An early winter and record snowfall in B.C.'s Peace region has forced farmers to leave anywhere between 10 to 20 per cent of their crop in the field.

Rick Kantz, president of the B.C. Grain Producers, says he hasn't seen so much harvest go to waste in decades

Rick Kantz of the B.C. Grain Producers Association says snow has forced farmers across the Peace region in northeastern B.C to leave anywhere between 10 to 20 per cent of their crop in the fields. (Dave Gilson/CBC)

A record snowfall is forcing grain farmers in northeastern B.C. to halt their harvest.

On Oct. 1, Fort St. John received 23 centimetres of snow,  The old record for the day was six centimetres set in 1954.

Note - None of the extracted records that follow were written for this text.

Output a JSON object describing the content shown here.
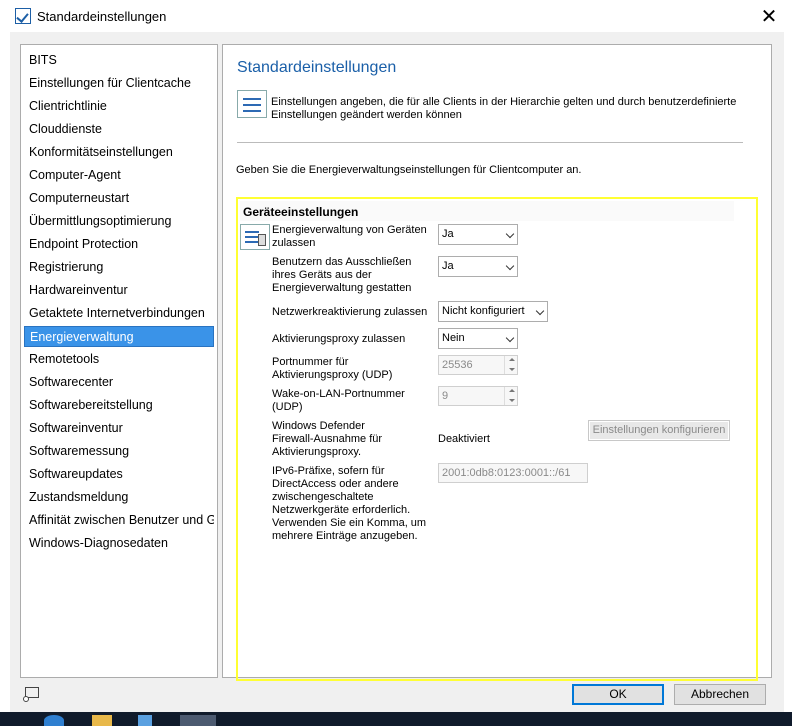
{
  "window": {
    "title": "Standardeinstellungen",
    "close_glyph": "✕"
  },
  "nav": {
    "items": [
      {
        "label": "BITS"
      },
      {
        "label": "Einstellungen für Clientcache"
      },
      {
        "label": "Clientrichtlinie"
      },
      {
        "label": "Clouddienste"
      },
      {
        "label": "Konformitätseinstellungen"
      },
      {
        "label": "Computer-Agent"
      },
      {
        "label": "Computerneustart"
      },
      {
        "label": "Übermittlungsoptimierung"
      },
      {
        "label": "Endpoint Protection"
      },
      {
        "label": "Registrierung"
      },
      {
        "label": "Hardwareinventur"
      },
      {
        "label": "Getaktete Internetverbindungen"
      },
      {
        "label": "Energieverwaltung",
        "selected": true
      },
      {
        "label": "Remotetools"
      },
      {
        "label": "Softwarecenter"
      },
      {
        "label": "Softwarebereitstellung"
      },
      {
        "label": "Softwareinventur"
      },
      {
        "label": "Softwaremessung"
      },
      {
        "label": "Softwareupdates"
      },
      {
        "label": "Zustandsmeldung"
      },
      {
        "label": "Affinität zwischen Benutzer und Ge"
      },
      {
        "label": "Windows-Diagnosedaten"
      }
    ]
  },
  "content": {
    "title": "Standardeinstellungen",
    "info": "Einstellungen angeben, die für alle Clients in der Hierarchie gelten und durch benutzerdefinierte Einstellungen geändert werden können",
    "intro": "Geben Sie die Energieverwaltungseinstellungen für Clientcomputer an.",
    "group_title": "Geräteeinstellungen",
    "settings": {
      "allow_power_mgmt_label": "Energieverwaltung von Geräten zulassen",
      "allow_power_mgmt_value": "Ja",
      "allow_users_exclude_label": "Benutzern das Ausschließen ihres Geräts aus der Energieverwaltung gestatten",
      "allow_users_exclude_value": "Ja",
      "network_wake_label": "Netzwerkreaktivierung zulassen",
      "network_wake_value": "Nicht konfiguriert",
      "wake_proxy_label": "Aktivierungsproxy zulassen",
      "wake_proxy_value": "Nein",
      "port_label": "Portnummer für Aktivierungsproxy (UDP)",
      "port_value": "25536",
      "wol_port_label": "Wake-on-LAN-Portnummer (UDP)",
      "wol_port_value": "9",
      "firewall_label": "Windows Defender Firewall-Ausnahme für Aktivierungsproxy.",
      "firewall_value": "Deaktiviert",
      "configure_button": "Einstellungen konfigurieren",
      "ipv6_label": "IPv6-Präfixe, sofern für DirectAccess oder andere zwischengeschaltete Netzwerkgeräte erforderlich. Verwenden Sie ein Komma, um mehrere Einträge anzugeben.",
      "ipv6_value": "2001:0db8:0123:0001::/61"
    }
  },
  "footer": {
    "ok": "OK",
    "cancel": "Abbrechen"
  },
  "colors": {
    "accent": "#1a5fa8",
    "selected_nav": "#3a93e8",
    "highlight_box": "#ffff33"
  }
}
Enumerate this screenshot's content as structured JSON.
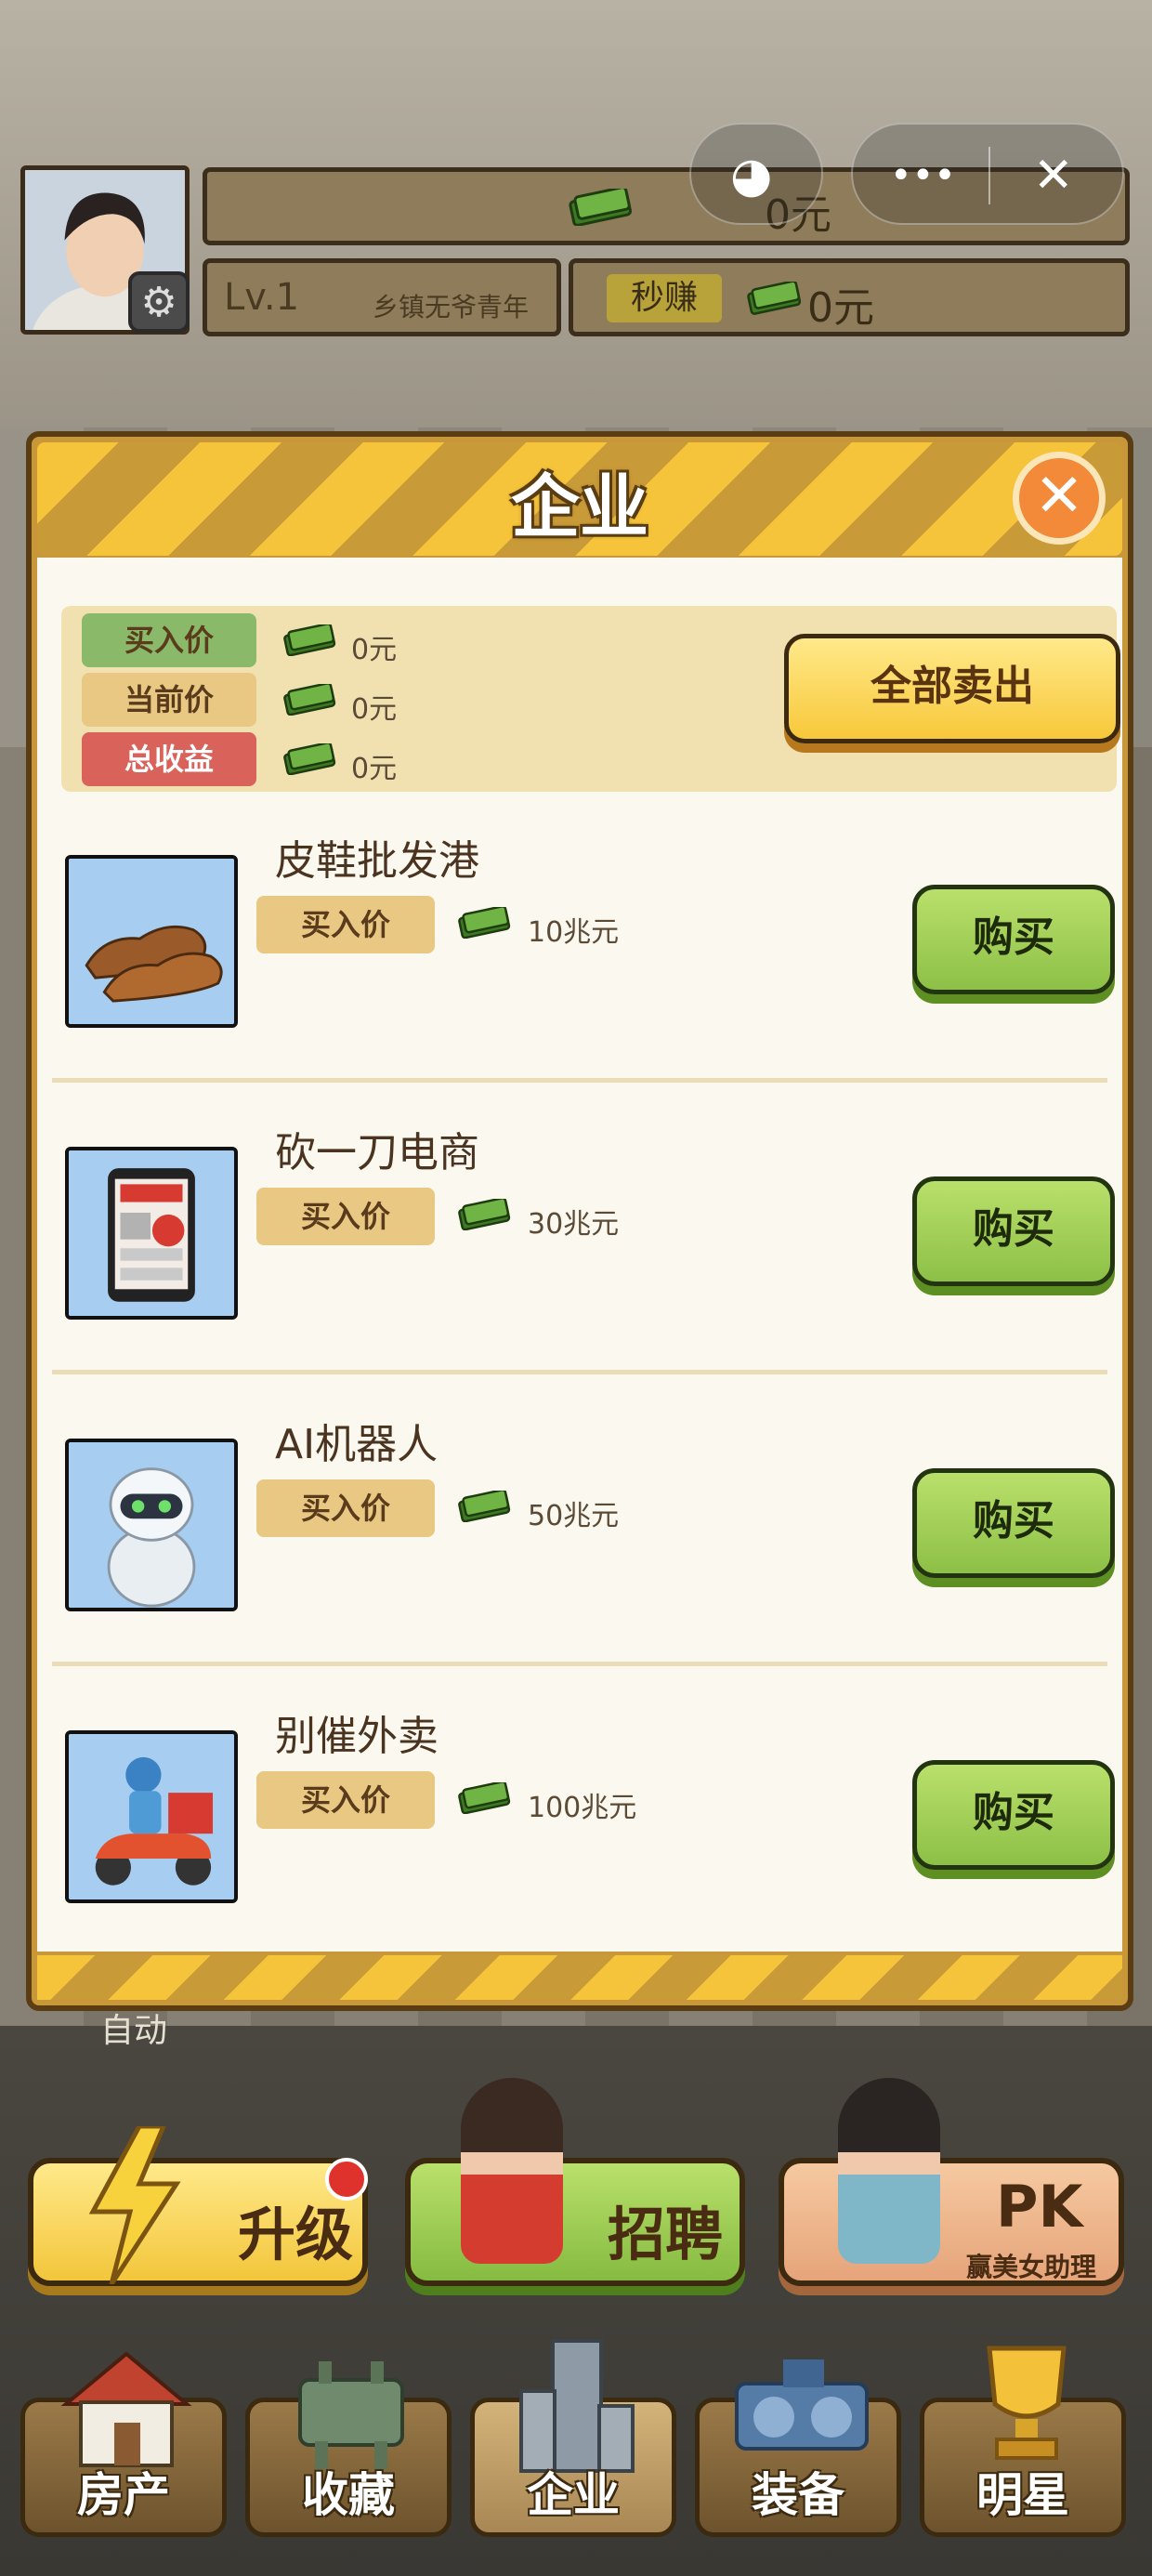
{
  "hud": {
    "money": "0元",
    "level": "Lv.1",
    "level_title": "乡镇无爷青年",
    "earn_tag": "秒赚",
    "earn_amount": "0元"
  },
  "modal": {
    "title": "企业",
    "summary": {
      "buy_label": "买入价",
      "buy_value": "0元",
      "current_label": "当前价",
      "current_value": "0元",
      "profit_label": "总收益",
      "profit_value": "0元",
      "sell_all": "全部卖出"
    },
    "items": [
      {
        "name": "皮鞋批发港",
        "price_label": "买入价",
        "price": "10兆元",
        "buy": "购买",
        "icon": "shoe-icon"
      },
      {
        "name": "砍一刀电商",
        "price_label": "买入价",
        "price": "30兆元",
        "buy": "购买",
        "icon": "tablet-icon"
      },
      {
        "name": "AI机器人",
        "price_label": "买入价",
        "price": "50兆元",
        "buy": "购买",
        "icon": "robot-icon"
      },
      {
        "name": "别催外卖",
        "price_label": "买入价",
        "price": "100兆元",
        "buy": "购买",
        "icon": "delivery-scooter-icon"
      }
    ]
  },
  "behind_label": "自动",
  "actions": {
    "upgrade": "升级",
    "hire": "招聘",
    "pk": "PK",
    "pk_sub": "赢美女助理"
  },
  "nav": [
    "房产",
    "收藏",
    "企业",
    "装备",
    "明星"
  ],
  "colors": {
    "stripe_yellow": "#f5c43a",
    "buy_green": "#8dc047",
    "sell_yellow": "#f8c83a",
    "profit_red": "#d9625a"
  }
}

"This is probably the most severe one-off weather condition that I can remember in the last 40 years," said Rick Kantz, president of the B.C. Grain Producers Association.

Kantz said harvest had already been difficult this year.

"[The fields] were extremely wet before the snows came … so instead of travelling across the surface, you're sinking in."

He said it's been raining and snowing since then, and the weather has forced grain farmers to leave anywhere between 10 to 20 per cent of their crops in the field.

"You're down 20 per cent of your income … you might have enough to cover expenses but it doesn't leave much for wages to carry on," he explained.

Potential price hike for consumers

Similar weather conditions have frustrated grain farmers across the prairies.

In Saskatchewan, the harvest is well behind schedule with much of the grain-belt pelted with double the rain it usually receives.

In southern Alberta, farmers are waiting for warmer Chinook winds to dry their crops so they can harvest, with one expert saying nearly a third of the province's crops need to be harvested.

Kantz said the low harvest this year could mean prices on goods from cereal to livestock feed could rise.

"There are some small increases happening already because this is happening already, right across Canada," he said.

B.C.'s Peace Region accounts for about 80 per cent of the province's field crop production, and its main crops are wheat, barley and canola.